Pipelines

Connect code and data

Commands like dvc add, dvc push and dvc pull can be made independently of changes in the Git repository and therefore only provide the basis for managing large amounts of data and models. In order to actually achieve reproducible results, code and data must be linked together.

Connect Git and DVC

Design: André Henze, Berlin

With dvc run you can create individual processing levels, each level being described by a source code file managed with Git as well as other dependencies and output data. All stages together then form the DVC pipeline.

In our example dvc-example, the first stage is to split the data into training and test data:

$ dvc run -n split -d src/split.py -d data/data.xml -o data/splitted \
    python src/split.py data/data.xml
-n

indicates the name of the processing stage.

-d

dependencies on the reproducible command.

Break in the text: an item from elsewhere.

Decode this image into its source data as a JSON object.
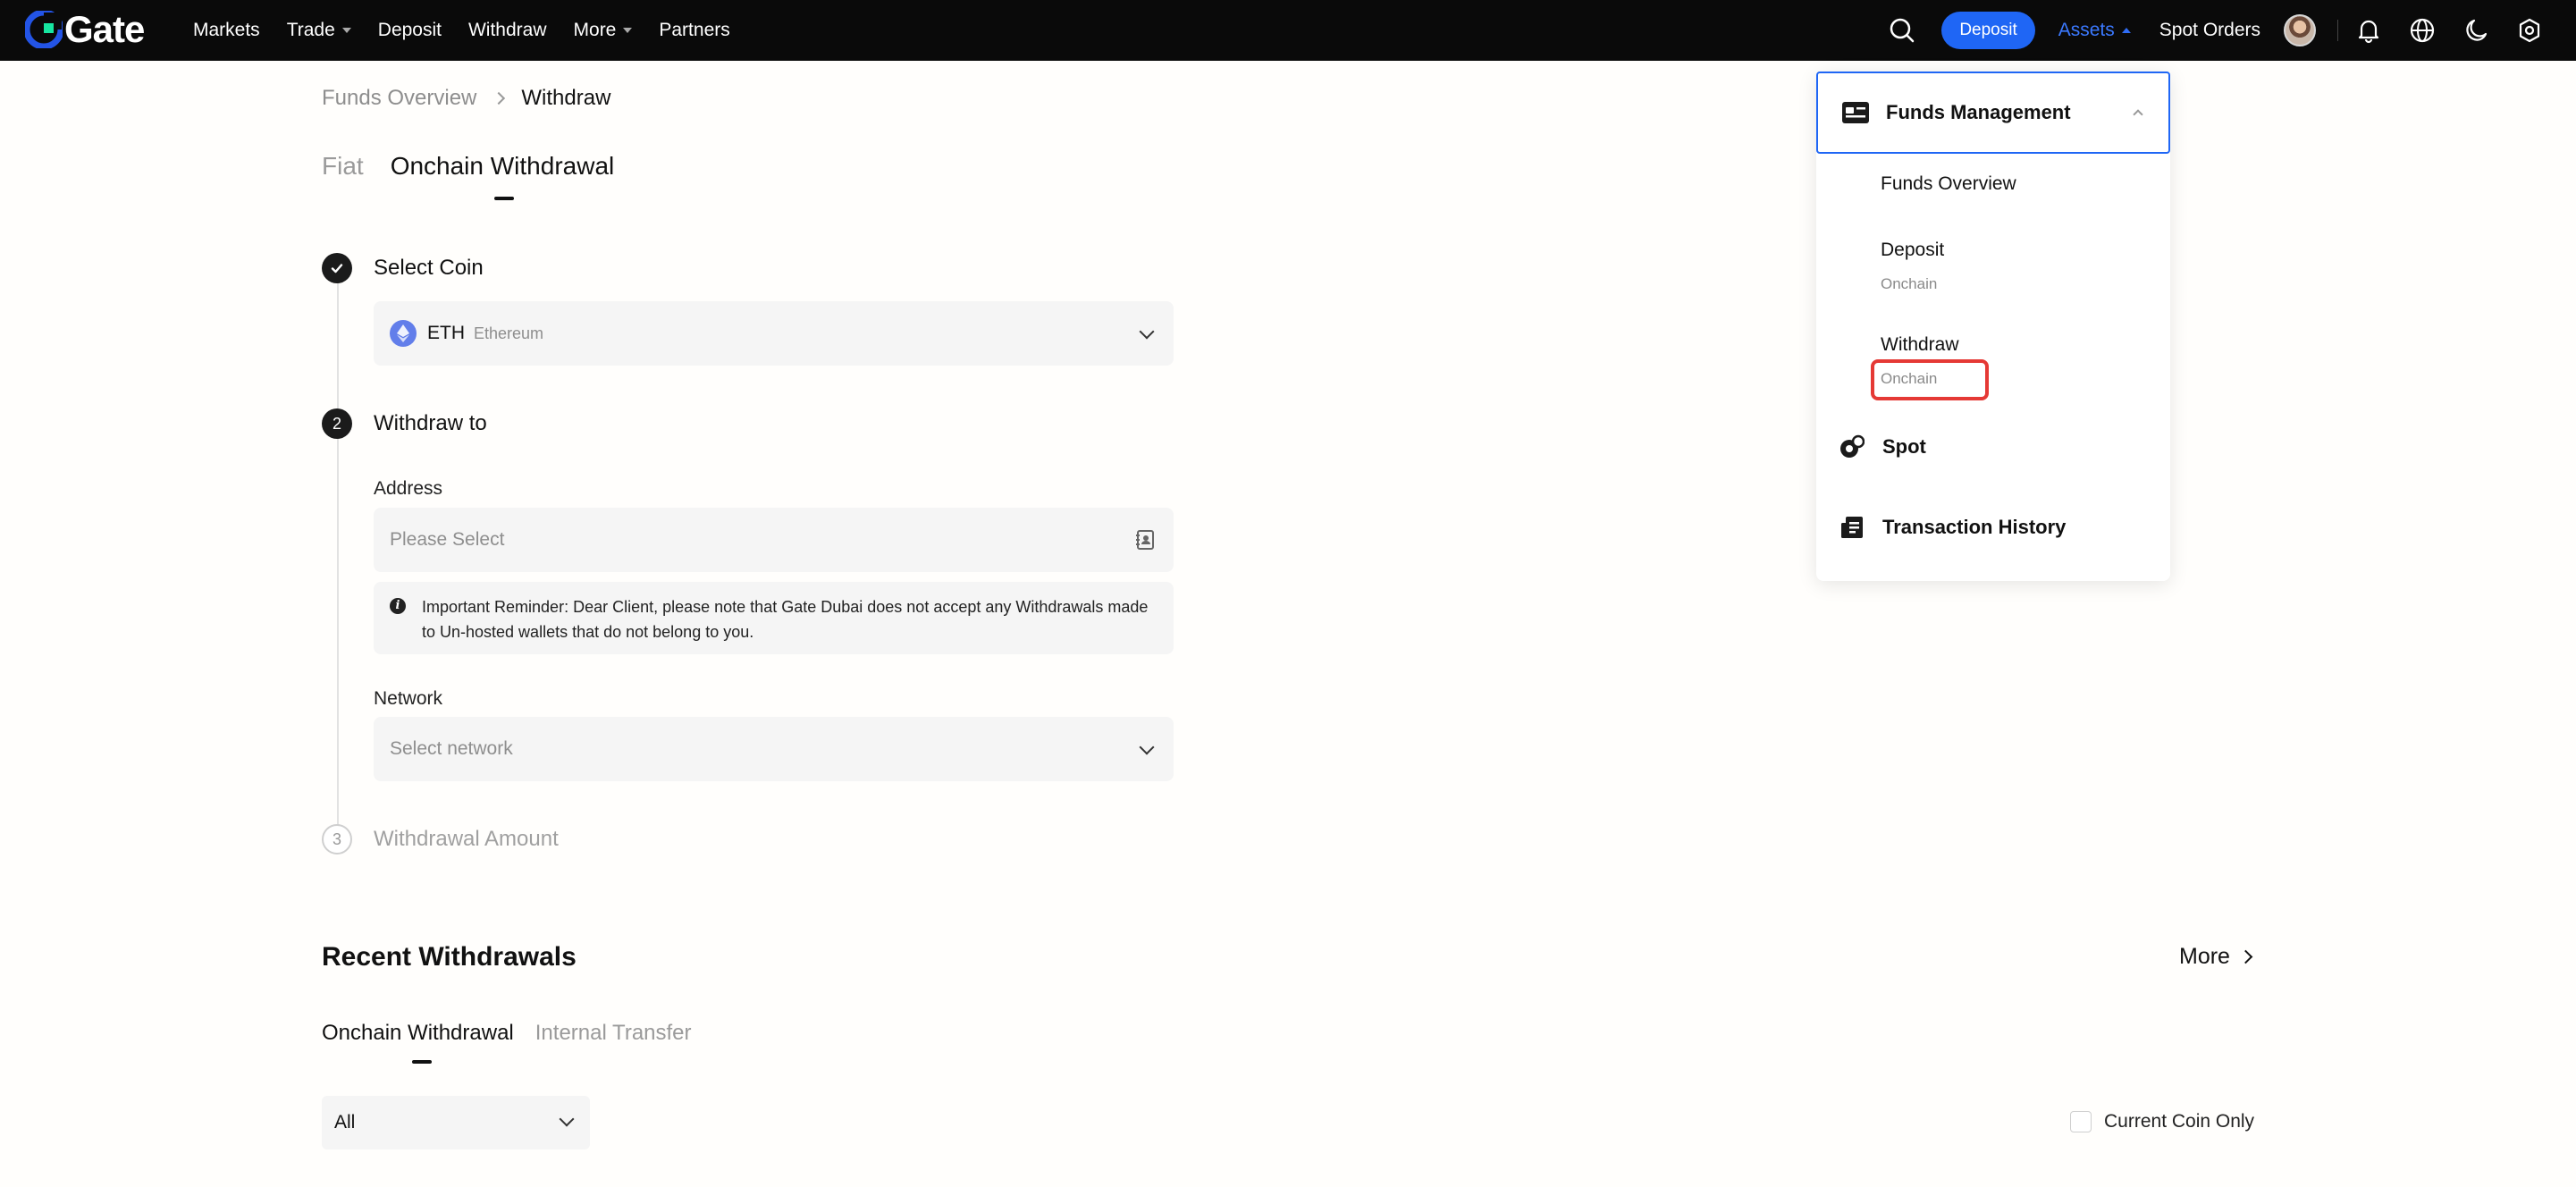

The next time dvc repo is called to reproduce the results, DVC checks these dependencies and decides whether they need to be updated or run again to get more current results.

-o

specifies the output file or directory.

In our case, the work area should have changed to:

  .
  ├── data
  │   ├── data.xml
  │   ├── data.xml.dvc
+ │   └── splitted
+ │       ├── test.tsv
+ │       └── train.tsv
+ ├── dvc.lock
+ ├── dvc.yaml
  ├── requirements.txt
  └── src
      └── split.py

The generated dvc.yaml file looks like this, for example:

stages:
  split:
    cmd: pipenv run python src/split.py data/data.xml
    deps:
    - data/data.xml
    - src/split.py
    outs:
    - data/splitted

Since the data in the output directory should never be versioned with Git, dvc run has already written the file data/.gitignore:

  /data.xml
+ /splitted

Then the changed data only has to be transferred to Git or DVC:

$ git add data/.gitignore dvc.yaml
$ git commit -m "Create split stage"
$ dvc push

If several phases are now created with dvc run and the output of one command being specified as a dependency of another, a DVC Pipeline is created.